En effet, l’étude des variations épigénétiques est essentielle pour comprendre comment le mode de vie ou l’environnement peut influencer la santé. Dans leur nouvelle recherche publiée dans la revue Molecular Psychiatry, Hou et ses collègues souhaitaient déterminer si des facteurs épigénétiques spécifiques sont associés à la marijuana et si ces facteurs peuvent impacter négativement la santé.
Une analyse évaluant la consommation à long terme
La méthylation de l’ADN est l’une des modifications épigénétiques les plus étudiées. Il s’agit d’un processus de régulation au cours duquel l’ajout ou la suppression de composés méthylés au niveau de l’ADN affecte l’expression des gènes, mais sans altérer la séquence du génome. Ces changements peuvent être induits par le mode de vie et les facteurs environnementaux et peuvent ainsi faire office de biomarqueurs pour une exposition récente ou cumulative à une substance donnée. La nature changeante de la méthylation de l’ADN permet également d’évaluer les changements épigénomiques induits par cette exposition et pourrait conduire à l’identification de biomarqueurs dynamiques ou stables.
Dans le cas de la consommation de marijuana, des chercheurs ont précédemment identifié des signatures d’ADN différentiellement méthylés au niveau de certaines régions, telles que AHRR, ALPG, CEMIP et MYO1G. Cependant, ces études étaient généralement limitées à un seul point dans le temps et n’évaluaient pas à la fois la consommation récente et à long terme.
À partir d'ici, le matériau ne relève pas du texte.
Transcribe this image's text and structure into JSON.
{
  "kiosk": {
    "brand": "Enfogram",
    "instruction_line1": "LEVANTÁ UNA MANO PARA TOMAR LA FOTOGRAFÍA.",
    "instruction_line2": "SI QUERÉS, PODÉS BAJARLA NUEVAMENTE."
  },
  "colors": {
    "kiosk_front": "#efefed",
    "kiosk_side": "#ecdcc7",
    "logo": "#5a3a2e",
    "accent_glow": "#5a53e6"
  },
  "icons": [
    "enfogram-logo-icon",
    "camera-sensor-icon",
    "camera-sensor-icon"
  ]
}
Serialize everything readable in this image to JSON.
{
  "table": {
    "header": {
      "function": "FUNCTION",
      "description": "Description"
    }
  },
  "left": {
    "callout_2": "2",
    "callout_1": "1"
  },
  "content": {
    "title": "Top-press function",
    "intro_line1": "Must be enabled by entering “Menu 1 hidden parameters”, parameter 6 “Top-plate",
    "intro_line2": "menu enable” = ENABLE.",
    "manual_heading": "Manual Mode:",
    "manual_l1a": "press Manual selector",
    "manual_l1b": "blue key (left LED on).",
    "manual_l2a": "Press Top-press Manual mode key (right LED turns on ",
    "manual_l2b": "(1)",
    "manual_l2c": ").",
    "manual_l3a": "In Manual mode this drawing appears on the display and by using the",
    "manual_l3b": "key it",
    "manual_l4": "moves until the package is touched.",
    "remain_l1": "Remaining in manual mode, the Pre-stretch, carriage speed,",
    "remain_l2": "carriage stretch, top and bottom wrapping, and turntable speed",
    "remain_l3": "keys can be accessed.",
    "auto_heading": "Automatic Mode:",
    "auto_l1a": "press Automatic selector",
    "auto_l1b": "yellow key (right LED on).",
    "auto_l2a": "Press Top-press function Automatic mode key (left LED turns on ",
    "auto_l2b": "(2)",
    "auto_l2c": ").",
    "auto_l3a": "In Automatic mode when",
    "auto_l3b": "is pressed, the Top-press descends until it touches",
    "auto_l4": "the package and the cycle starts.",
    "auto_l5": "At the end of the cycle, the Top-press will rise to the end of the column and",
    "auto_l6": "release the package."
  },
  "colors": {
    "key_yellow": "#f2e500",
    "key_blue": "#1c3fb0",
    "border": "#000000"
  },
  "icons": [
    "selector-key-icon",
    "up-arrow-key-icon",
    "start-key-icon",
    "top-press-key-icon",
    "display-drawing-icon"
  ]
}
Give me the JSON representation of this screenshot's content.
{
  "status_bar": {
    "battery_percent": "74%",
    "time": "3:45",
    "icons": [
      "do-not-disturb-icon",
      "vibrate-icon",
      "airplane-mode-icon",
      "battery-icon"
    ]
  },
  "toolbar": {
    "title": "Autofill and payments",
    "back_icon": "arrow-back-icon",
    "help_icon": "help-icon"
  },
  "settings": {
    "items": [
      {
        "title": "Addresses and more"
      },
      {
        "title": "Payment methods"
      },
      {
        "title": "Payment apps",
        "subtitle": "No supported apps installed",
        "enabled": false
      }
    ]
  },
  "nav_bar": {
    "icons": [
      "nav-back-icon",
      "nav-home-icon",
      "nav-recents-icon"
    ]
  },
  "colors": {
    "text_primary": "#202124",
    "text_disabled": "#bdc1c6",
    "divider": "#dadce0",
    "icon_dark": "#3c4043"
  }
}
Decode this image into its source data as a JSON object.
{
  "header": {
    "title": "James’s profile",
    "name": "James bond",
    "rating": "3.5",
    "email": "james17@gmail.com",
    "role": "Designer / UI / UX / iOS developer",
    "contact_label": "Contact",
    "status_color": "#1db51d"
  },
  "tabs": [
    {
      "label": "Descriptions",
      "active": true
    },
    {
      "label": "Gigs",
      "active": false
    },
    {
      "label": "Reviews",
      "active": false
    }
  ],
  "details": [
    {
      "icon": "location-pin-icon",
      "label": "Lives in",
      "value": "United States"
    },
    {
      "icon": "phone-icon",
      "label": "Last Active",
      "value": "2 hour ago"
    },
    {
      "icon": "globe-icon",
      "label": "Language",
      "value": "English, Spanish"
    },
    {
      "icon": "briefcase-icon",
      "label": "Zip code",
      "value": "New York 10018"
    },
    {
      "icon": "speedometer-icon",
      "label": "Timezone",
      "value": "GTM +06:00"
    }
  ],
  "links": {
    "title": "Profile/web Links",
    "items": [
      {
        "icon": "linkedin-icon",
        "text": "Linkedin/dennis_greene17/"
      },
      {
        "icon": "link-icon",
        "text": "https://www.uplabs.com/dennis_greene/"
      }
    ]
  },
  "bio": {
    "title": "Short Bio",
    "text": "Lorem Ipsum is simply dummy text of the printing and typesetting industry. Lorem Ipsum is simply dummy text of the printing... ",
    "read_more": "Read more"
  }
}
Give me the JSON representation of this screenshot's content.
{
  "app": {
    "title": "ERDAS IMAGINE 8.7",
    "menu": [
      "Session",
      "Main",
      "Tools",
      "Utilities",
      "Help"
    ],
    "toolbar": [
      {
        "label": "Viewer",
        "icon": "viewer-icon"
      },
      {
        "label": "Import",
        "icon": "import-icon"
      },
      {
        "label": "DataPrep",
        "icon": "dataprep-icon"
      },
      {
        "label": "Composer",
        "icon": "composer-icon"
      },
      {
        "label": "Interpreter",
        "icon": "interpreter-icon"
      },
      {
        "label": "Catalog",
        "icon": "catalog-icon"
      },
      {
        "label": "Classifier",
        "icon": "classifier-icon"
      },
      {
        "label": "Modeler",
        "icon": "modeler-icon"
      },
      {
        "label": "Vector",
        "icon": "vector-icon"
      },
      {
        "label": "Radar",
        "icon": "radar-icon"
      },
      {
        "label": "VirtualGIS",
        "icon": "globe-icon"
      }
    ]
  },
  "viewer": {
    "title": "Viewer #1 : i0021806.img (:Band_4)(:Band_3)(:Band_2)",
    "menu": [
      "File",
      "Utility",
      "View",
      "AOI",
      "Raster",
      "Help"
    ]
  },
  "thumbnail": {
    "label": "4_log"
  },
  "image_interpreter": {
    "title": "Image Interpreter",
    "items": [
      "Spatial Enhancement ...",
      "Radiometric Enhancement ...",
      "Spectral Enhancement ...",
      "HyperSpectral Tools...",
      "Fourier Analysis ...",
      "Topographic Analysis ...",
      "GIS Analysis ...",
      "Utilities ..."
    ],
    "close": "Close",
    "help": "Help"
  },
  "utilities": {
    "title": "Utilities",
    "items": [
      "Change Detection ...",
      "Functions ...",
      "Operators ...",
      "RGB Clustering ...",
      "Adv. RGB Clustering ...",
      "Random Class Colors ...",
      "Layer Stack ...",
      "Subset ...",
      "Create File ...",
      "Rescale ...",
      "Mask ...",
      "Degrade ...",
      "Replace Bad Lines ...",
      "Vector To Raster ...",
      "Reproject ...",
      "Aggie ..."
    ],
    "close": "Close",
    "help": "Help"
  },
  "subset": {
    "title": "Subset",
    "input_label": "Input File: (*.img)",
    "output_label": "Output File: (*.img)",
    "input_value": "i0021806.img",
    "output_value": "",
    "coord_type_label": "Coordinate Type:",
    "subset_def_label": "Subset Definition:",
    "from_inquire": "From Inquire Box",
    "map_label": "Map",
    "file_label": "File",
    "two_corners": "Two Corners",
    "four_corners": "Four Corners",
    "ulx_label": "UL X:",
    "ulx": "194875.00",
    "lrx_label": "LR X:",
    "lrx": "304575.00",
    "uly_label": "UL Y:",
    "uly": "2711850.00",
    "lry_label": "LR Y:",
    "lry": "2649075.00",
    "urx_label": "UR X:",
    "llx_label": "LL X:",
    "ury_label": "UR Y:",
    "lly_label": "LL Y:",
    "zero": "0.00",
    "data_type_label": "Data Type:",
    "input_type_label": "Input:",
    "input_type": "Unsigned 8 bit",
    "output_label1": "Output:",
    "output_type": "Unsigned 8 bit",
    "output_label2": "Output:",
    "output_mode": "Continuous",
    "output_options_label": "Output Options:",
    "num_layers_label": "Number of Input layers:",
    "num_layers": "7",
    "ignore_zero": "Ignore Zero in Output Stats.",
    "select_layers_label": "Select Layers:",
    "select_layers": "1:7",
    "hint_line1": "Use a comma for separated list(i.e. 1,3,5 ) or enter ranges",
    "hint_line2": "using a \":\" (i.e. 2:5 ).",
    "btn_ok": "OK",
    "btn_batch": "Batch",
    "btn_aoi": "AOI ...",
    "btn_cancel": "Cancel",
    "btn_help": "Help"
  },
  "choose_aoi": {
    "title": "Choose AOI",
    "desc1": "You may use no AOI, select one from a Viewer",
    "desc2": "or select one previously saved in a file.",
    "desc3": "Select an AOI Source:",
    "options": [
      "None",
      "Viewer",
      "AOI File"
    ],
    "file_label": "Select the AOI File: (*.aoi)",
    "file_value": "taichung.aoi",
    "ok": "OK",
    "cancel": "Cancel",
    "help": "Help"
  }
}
L’étude de l’Université de Northwestern dans ce sens pourrait ainsi fournir de nouvelles informations clés. « Nous avons observé des associations entre la consommation cumulative de marijuana et de multiples marqueurs épigénétiques dans le temps », explique Hou.
Un marqueur commun à la prise de tabac
Les chercheurs ont analysé des échantillons sanguins prélevés à 5 ans d’intervalle sur des patients ayant antérieurement participé à une autre étude à long terme (sur une période de 15 à 20 ans) et âgés au départ de 18 à 30 ans. Les échantillons ont été collectés à la 15e (1023 participants) et 20e année (883 participants) de l’étude et la consommation récente et cumulative de marijuana a été évaluée à chaque examen. Ensuite, un profil de méthylation de l’ADN a été effectué sur chaque échantillon afin d’identifier et quantifier les changements épigénétiques associés à la prise de la drogue.
Chez le premier groupe de participants (de la 15e année), 22 et 31 marqueurs de méthylation ont été respectivement associés à la consommation récente et cumulée de marijuana. Pour le second groupe (de la 20e année), 132 et 16 marqueurs ont été détectés pour les mêmes périodes de consommation. Les modifications 640 cis-meQTL et 198 DMR ont été particulièrement associées à la prise récente et cumulée, chez les deux groupes.
Par ailleurs, parmi les marqueurs détectés, 8 ont été précédemment rapportés comme étant spécifiquement liés à la prise de cannabis. Un grand nombre de changements épigénétiques ont également été observés dans les voies liées à la prolifération cellulaire (augmentant le risque de formation de tumeurs), à la signalisation hormonale, aux infections, à la schizophrénie, au trouble bipolaire ainsi que d’autres troubles liés à la prise de substances psychoactives. En outre, un marqueur associé à la prise de tabac a également été détecté dans chaque groupe et suggère une régulation épigénétique commune aux deux substances.
Toutefois, des études supplémentaires sur un plus large échantillon de population sont nécessaires pour confirmer ces résultats, précisent les auteurs. De plus, les résultats obtenus ne suffisent à établir ni une relation de causalité précise entre la consommation de cannabis et les changements épigénétiques observés ni la relation entre ces derniers et les résultats de santé observés. Néanmoins, ces nouvelles données fournissent des preuves supplémentaires concernant ces différentes relations et appuieront les futures recherches.